Obidyjah had never felt this way before. His head was spinning and he felt so unsteady and wobbly.
“Take a deep breath and hold it a moment...you’ll be alright in a minute."
He was in no condition to argue so he did as the voice hid urged him. He took a deep breath and held it. After a bit, things cleared and he felt better. He turned his head in the direction of the voice and this time he could see someone. Never in his life had he seen anyone so lovely, so beautiful! It was very definitely a “Her”. Obidyjah thought she was the most glamorous, the most captivating and charming thing that had ever come his way. She perched herself easily on the railing while she adjusted the gown she was wearing and she smiled a great and beguiling smile at him.

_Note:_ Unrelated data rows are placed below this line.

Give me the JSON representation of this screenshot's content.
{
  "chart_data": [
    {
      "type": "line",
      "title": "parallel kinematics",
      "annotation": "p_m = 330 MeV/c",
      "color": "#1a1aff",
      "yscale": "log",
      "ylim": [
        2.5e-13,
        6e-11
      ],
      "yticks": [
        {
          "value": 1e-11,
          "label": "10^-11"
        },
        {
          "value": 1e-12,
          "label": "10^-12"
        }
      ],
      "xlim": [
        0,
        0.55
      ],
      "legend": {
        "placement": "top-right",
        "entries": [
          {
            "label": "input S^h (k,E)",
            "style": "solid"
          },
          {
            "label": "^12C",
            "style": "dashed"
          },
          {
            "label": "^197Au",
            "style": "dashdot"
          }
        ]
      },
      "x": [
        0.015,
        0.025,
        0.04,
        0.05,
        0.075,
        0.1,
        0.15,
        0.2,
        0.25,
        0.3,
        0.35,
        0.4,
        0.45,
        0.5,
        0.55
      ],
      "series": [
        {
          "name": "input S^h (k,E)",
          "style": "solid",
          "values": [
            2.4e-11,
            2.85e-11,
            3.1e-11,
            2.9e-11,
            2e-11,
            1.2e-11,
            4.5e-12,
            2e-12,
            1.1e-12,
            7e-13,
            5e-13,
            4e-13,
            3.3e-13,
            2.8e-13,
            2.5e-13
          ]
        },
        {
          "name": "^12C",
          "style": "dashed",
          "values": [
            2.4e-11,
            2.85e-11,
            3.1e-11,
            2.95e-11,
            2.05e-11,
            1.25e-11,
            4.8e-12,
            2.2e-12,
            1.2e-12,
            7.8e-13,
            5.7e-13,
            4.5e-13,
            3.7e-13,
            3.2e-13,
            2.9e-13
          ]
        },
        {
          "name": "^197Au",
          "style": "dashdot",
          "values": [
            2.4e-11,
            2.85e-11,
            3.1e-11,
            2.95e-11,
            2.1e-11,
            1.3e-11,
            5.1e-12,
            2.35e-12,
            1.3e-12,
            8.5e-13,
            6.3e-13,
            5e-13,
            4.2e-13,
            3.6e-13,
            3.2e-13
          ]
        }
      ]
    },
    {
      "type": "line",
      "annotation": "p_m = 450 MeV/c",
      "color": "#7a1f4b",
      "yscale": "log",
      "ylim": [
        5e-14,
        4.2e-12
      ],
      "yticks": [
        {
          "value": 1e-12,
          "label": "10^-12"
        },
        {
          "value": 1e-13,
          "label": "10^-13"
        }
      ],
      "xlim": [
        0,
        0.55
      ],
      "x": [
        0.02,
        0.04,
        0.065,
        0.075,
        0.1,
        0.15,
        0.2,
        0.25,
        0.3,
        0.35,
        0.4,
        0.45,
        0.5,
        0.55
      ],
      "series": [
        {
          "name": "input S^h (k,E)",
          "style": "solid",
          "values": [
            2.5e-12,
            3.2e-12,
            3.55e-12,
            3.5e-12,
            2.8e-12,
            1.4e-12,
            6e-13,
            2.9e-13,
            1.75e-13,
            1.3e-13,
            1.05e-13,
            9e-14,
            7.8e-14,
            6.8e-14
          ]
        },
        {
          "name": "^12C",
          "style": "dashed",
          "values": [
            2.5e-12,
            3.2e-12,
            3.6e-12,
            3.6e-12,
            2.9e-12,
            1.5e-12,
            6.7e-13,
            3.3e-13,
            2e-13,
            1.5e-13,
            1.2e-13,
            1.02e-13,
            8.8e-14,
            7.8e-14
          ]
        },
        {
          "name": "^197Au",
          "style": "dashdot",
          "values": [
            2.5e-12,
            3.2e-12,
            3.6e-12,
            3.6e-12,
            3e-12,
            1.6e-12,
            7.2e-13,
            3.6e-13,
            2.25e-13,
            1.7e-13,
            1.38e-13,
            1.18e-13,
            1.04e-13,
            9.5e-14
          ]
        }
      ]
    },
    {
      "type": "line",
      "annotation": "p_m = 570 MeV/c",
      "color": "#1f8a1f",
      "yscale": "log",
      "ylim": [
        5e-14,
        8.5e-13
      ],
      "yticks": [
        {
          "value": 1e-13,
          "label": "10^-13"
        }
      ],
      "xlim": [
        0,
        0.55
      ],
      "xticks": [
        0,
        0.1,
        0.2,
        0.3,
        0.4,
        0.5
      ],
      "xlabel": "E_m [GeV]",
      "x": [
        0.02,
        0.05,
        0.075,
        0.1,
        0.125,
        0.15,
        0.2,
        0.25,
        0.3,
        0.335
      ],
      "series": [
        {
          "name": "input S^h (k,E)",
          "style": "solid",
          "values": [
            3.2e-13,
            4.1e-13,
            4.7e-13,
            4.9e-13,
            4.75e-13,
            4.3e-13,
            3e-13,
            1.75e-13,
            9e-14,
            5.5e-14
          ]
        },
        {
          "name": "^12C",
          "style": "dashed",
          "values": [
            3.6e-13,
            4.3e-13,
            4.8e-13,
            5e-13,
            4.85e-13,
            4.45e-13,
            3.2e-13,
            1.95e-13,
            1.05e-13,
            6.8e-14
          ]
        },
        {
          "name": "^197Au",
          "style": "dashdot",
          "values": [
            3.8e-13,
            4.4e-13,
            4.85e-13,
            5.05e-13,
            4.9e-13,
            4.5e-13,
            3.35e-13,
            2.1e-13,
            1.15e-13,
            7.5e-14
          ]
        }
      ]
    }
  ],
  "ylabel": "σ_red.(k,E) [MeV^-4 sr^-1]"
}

She didn't really CLIMB onto the railing. She sort of floated down on to it, like a feather floating in the air. Her gossamer gown was so silken that it, too, seemed to float in the air about her. The colors were there...all the colors he had just seen in the water, the moving, spiraling, twisting colors that changed with every movement of her body.
“Dad gummit!” he fumed. That's what he said when he was really angry. “Well, what’s this stuff all about?” He was still convinced someone was playing a trick on him.
Yet, she was so lovely she took his breath away! All his fuming and distress at being spoken to, and now at being joined by a, a . . . well, what exactly was she, he wondered.